Yjs also provides shared editing cursors for connected clients just like in Google Docs to create a better user experience for all connected clients with undo and redo capabilities. You can customize what happens for undo and redo in the shared editing space. Finally, we add the shared editing cursors to our app with the code below:

import { keymap } from 'prosemirror-keymap' 
import { Extension } from 'tiptap' 
import { redo, undo, yCursorPlugin, ySyncPlugin, yUndoPlugin } from 'y-prosemirror' 
import * as Y from 'yjs' 
import { WebrtcProvider } from 'y-webrtc' 
import { updatePage } from '@/services/fauna/index.js' 
import { fromBase64, toBase64 } from '@aws-sdk/util-base64-browser' 
 
export default class Realtime extends Extension { 
    get name() { 
        return 'realtime' 
    } 
 
    get defaultOptions() { 
        return { 
            pageDoc: {}, 
            type: null, 
            provider: null 
        } 
    } 
    init() { 
        const ydoc = new Y.Doc() 
 
        if ( 
            typeof this.options.pageDoc.content === 'string' && 
            this.options.pageDoc.content.length !== 0 
        ) { 
            this.options.pageDoc.content =     fromBase64(this.options.pageDoc.content) 
            Y.applyUpdate(ydoc, this.options.pageDoc.content) 
        } 
 
        ydoc.on('update', update => { 
            this.options.pageDoc.content = toBase64(Y.encodeStateAsUpdate(ydoc)) 
            updatePage(this.options.pageDoc) 
        }) 
 
        this.options.provider = new WebrtcProvider( 
            this.options.pageDoc.room, ydoc, { 
                password: this.options.pageDoc.secret, 
                maxConns: 40 + Math.floor(Math.random() * 30), 
            } 
        ) 
        this.options.type = ydoc.getXmlFragment('prosemirror') 
    } 
 
    get plugins() { 
        return [ 
            ySyncPlugin(this.options.type), 
            yCursorPlugin(this.options.provider.awareness), 
            yUndoPlugin(), 
            keymap({ 
                'Mod-z': undo, 
                'Mod-y': redo, 
                'Mod-Shift-z': redo 
            }) 
        ] 
    }

The final code is available at this repo. Finally, we have built a real-time collaborative text editor for company X. You can play around with the demo (Figure 8) at https://we-collab.netlify.app.

Conclusion

In this article, we took a deep dive under the hood of a real-time collaborative text editor to understand its internal mechanisms and moving parts. We explored the real-time collaborative editing solution landscape to provide viable options to build a real-time collaborative text editor for various use cases. We saw firsthand how webRTC can provide both a low-cost and secure option for real-time collaboration for small distributed teams.
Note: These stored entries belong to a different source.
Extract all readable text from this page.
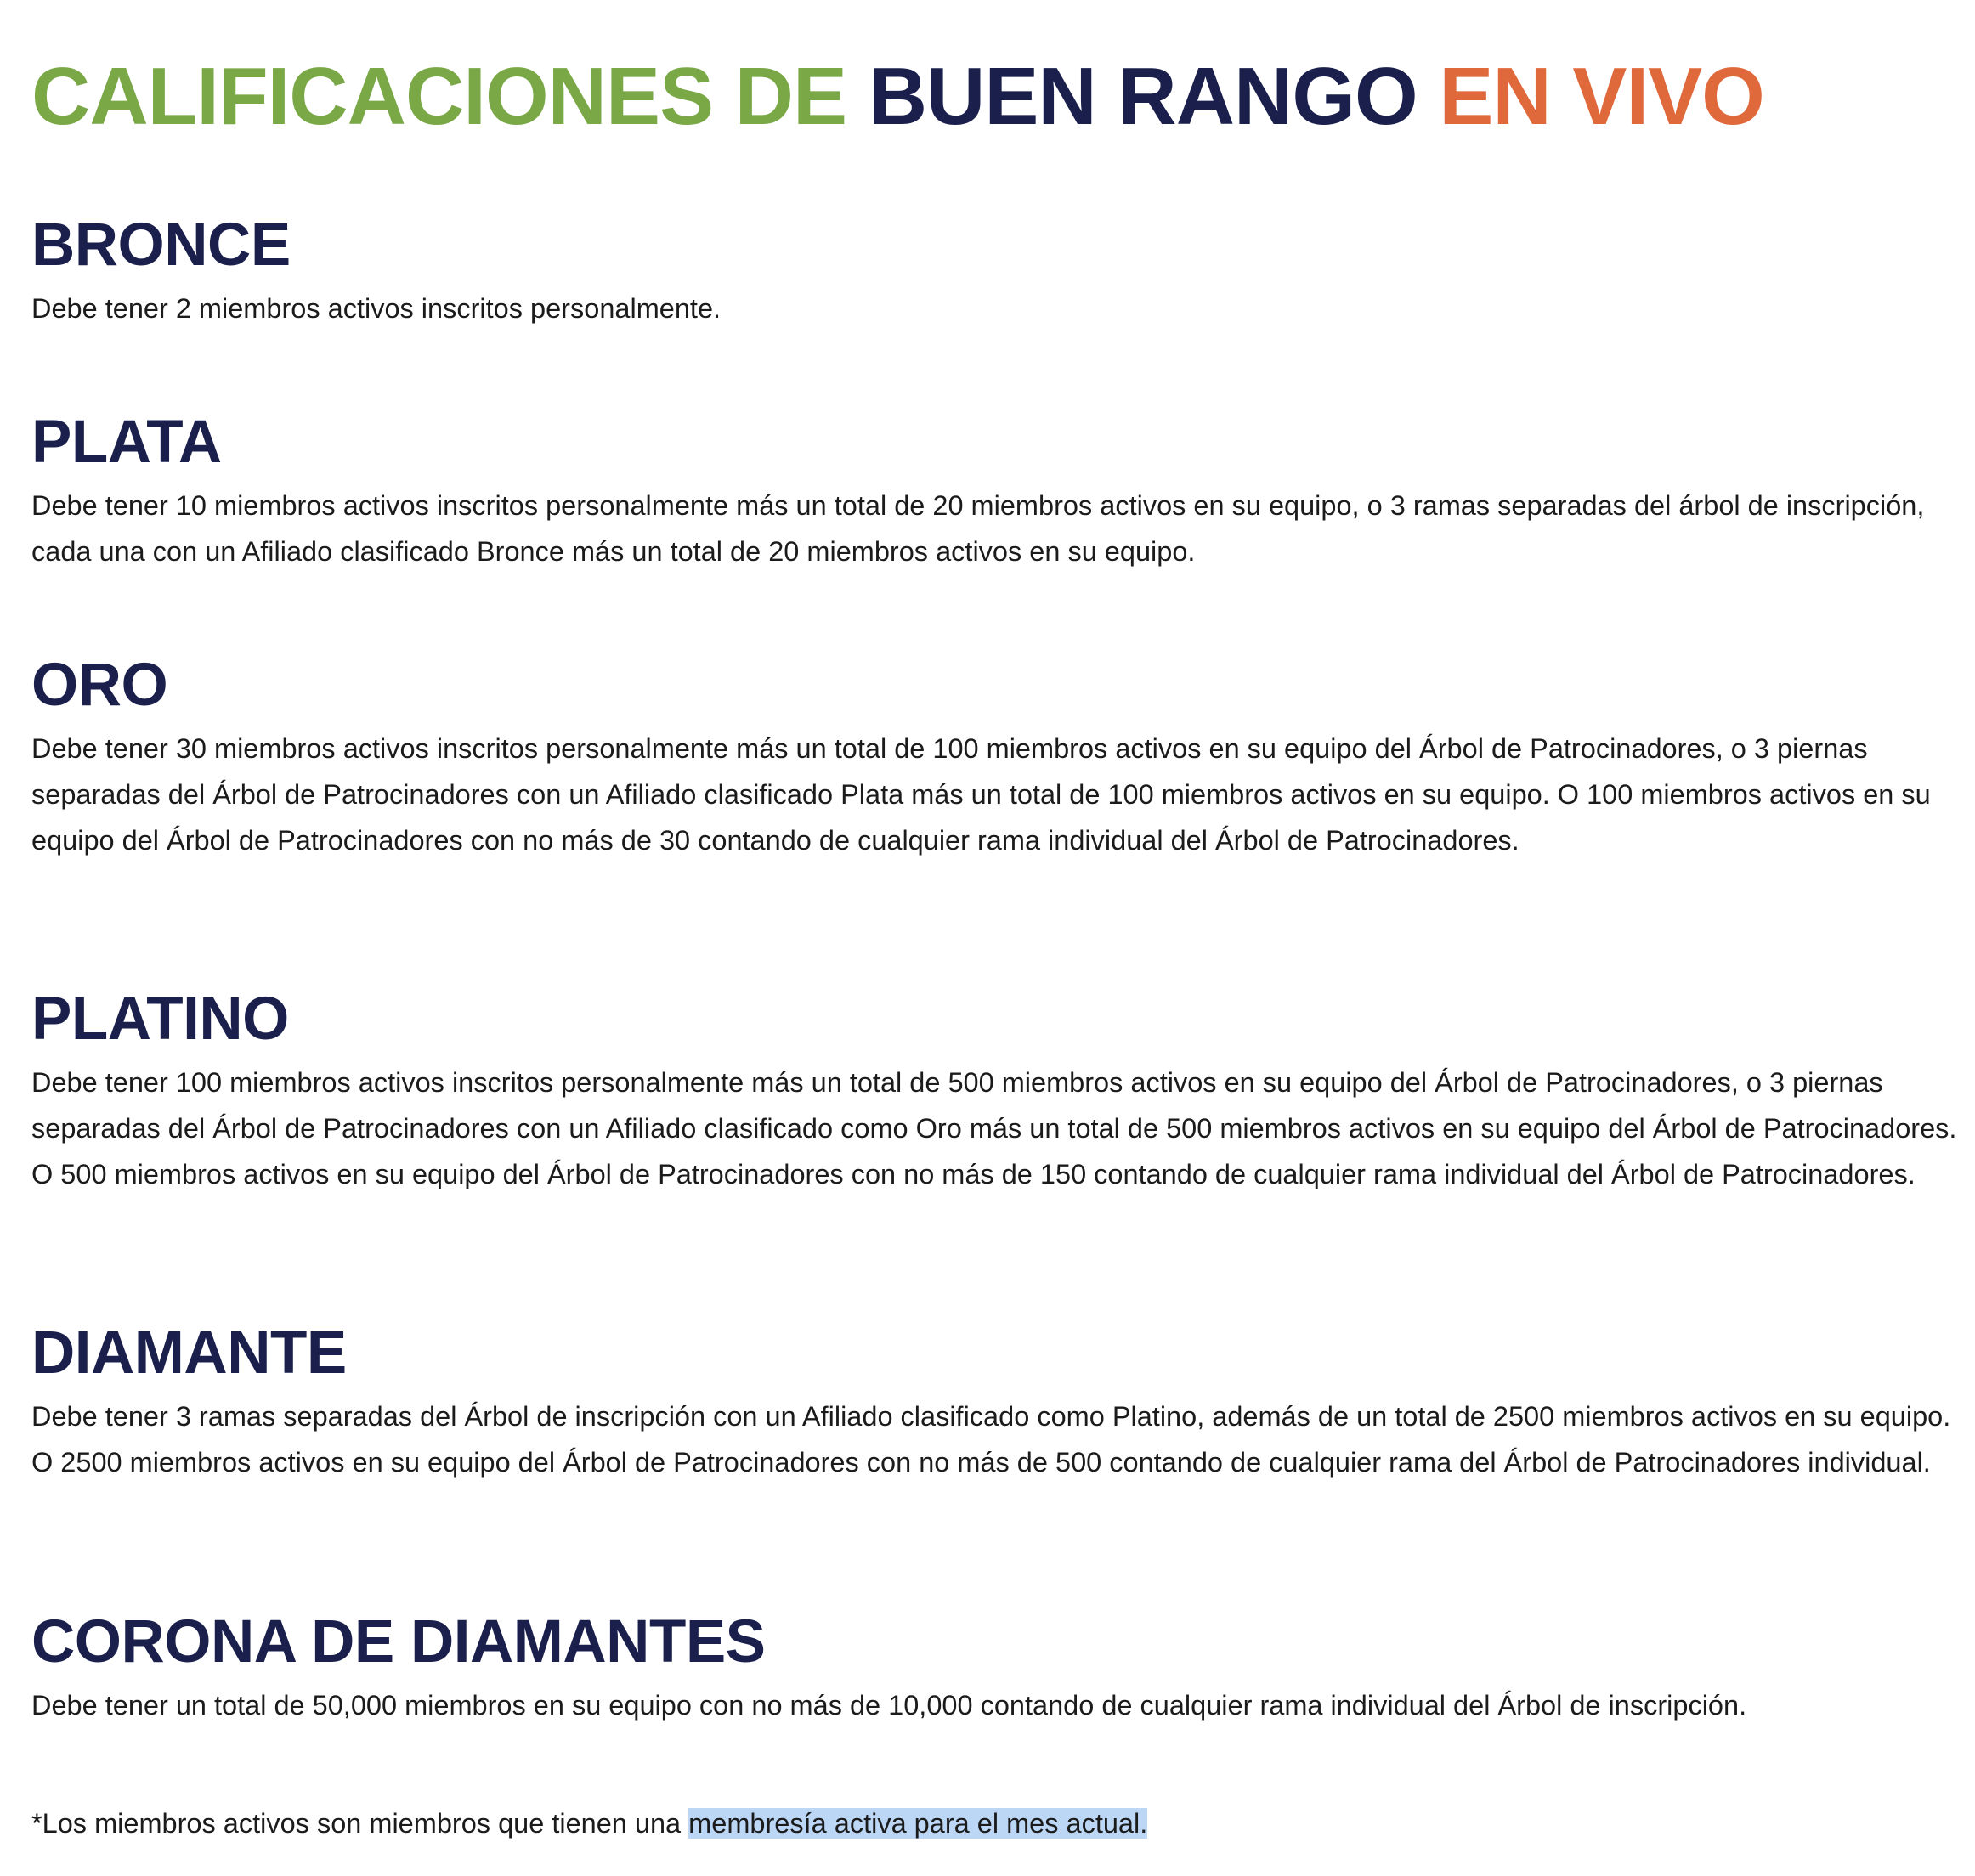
CALIFICACIONES DE BUEN RANGO EN VIVO
BRONCE

Debe tener 2 miembros activos inscritos personalmente.

PLATA

Debe tener 10 miembros activos inscritos personalmente más un total de 20 miembros activos en su equipo, o 3 ramas separadas del árbol de inscripción, cada una con un Afiliado clasificado Bronce más un total de 20 miembros activos en su equipo.

ORO

Debe tener 30 miembros activos inscritos personalmente más un total de 100 miembros activos en su equipo del Árbol de Patrocinadores, o 3 piernas separadas del Árbol de Patrocinadores con un Afiliado clasificado Plata más un total de 100 miembros activos en su equipo. O 100 miembros activos en su equipo del Árbol de Patrocinadores con no más de 30 contando de cualquier rama individual del Árbol de Patrocinadores.

PLATINO

Debe tener 100 miembros activos inscritos personalmente más un total de 500 miembros activos en su equipo del Árbol de Patrocinadores, o 3 piernas separadas del Árbol de Patrocinadores con un Afiliado clasificado como Oro más un total de 500 miembros activos en su equipo del Árbol de Patrocinadores. O 500 miembros activos en su equipo del Árbol de Patrocinadores con no más de 150 contando de cualquier rama individual del Árbol de Patrocinadores.

DIAMANTE

Debe tener 3 ramas separadas del Árbol de inscripción con un Afiliado clasificado como Platino, además de un total de 2500 miembros activos en su equipo. O 2500 miembros activos en su equipo del Árbol de Patrocinadores con no más de 500 contando de cualquier rama del Árbol de Patrocinadores individual.

CORONA DE DIAMANTES

Debe tener un total de 50,000 miembros en su equipo con no más de 10,000 contando de cualquier rama individual del Árbol de inscripción.

*Los miembros activos son miembros que tienen una membresía activa para el mes actual.
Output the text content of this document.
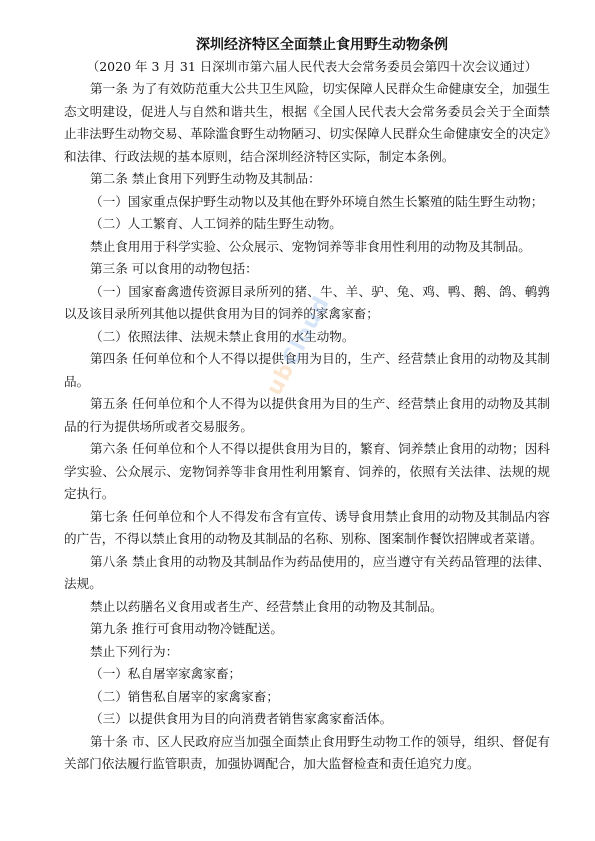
深圳经济特区全面禁止食用野生动物条例

（2020 年 3 月 31 日深圳市第六届人民代表大会常务委员会第四十次会议通过）

第一条 为了有效防范重大公共卫生风险，切实保障人民群众生命健康安全，加强生态文明建设，促进人与自然和谐共生，根据《全国人民代表大会常务委员会关于全面禁止非法野生动物交易、革除滥食野生动物陋习、切实保障人民群众生命健康安全的决定》和法律、行政法规的基本原则，结合深圳经济特区实际，制定本条例。

第二条 禁止食用下列野生动物及其制品：

（一）国家重点保护野生动物以及其他在野外环境自然生长繁殖的陆生野生动物；

（二）人工繁育、人工饲养的陆生野生动物。

禁止食用用于科学实验、公众展示、宠物饲养等非食用性利用的动物及其制品。

第三条 可以食用的动物包括：

（一）国家畜禽遗传资源目录所列的猪、牛、羊、驴、兔、鸡、鸭、鹅、鸽、鹌鹑以及该目录所列其他以提供食用为目的饲养的家禽家畜；

（二）依照法律、法规未禁止食用的水生动物。

第四条 任何单位和个人不得以提供食用为目的，生产、经营禁止食用的动物及其制品。

第五条 任何单位和个人不得为以提供食用为目的生产、经营禁止食用的动物及其制品的行为提供场所或者交易服务。

第六条 任何单位和个人不得以提供食用为目的，繁育、饲养禁止食用的动物；因科学实验、公众展示、宠物饲养等非食用性利用繁育、饲养的，依照有关法律、法规的规定执行。

第七条 任何单位和个人不得发布含有宣传、诱导食用禁止食用的动物及其制品内容的广告，不得以禁止食用的动物及其制品的名称、别称、图案制作餐饮招牌或者菜谱。

第八条 禁止食用的动物及其制品作为药品使用的，应当遵守有关药品管理的法律、法规。

禁止以药膳名义食用或者生产、经营禁止食用的动物及其制品。

第九条 推行可食用动物冷链配送。

禁止下列行为：

（一）私自屠宰家禽家畜；

（二）销售私自屠宰的家禽家畜；

（三）以提供食用为目的向消费者销售家禽家畜活体。

第十条 市、区人民政府应当加强全面禁止食用野生动物工作的领导，组织、督促有关部门依法履行监管职责，加强协调配合，加大监督检查和责任追究力度。

ubCloud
Finally, the globally distributed architecture of FaunaDB with strong consistency and low latency provides a unique set of complements to any real-time collaborative editing solution. Let’s not forget FaunaDB’s powerful ABAC feature provided out of the box to implement robust security and expand the creative freedom to architect security solutions for various use cases without any external setup.

Top comments (2)

artydev • Apr 18 '24

Thank you

Matt Buck • Aug 31 '22

Thank you for such a thorough, thoughtful post! This is a really great addition to the list of tutorials on building production-grade, realtime, collaborative text editing.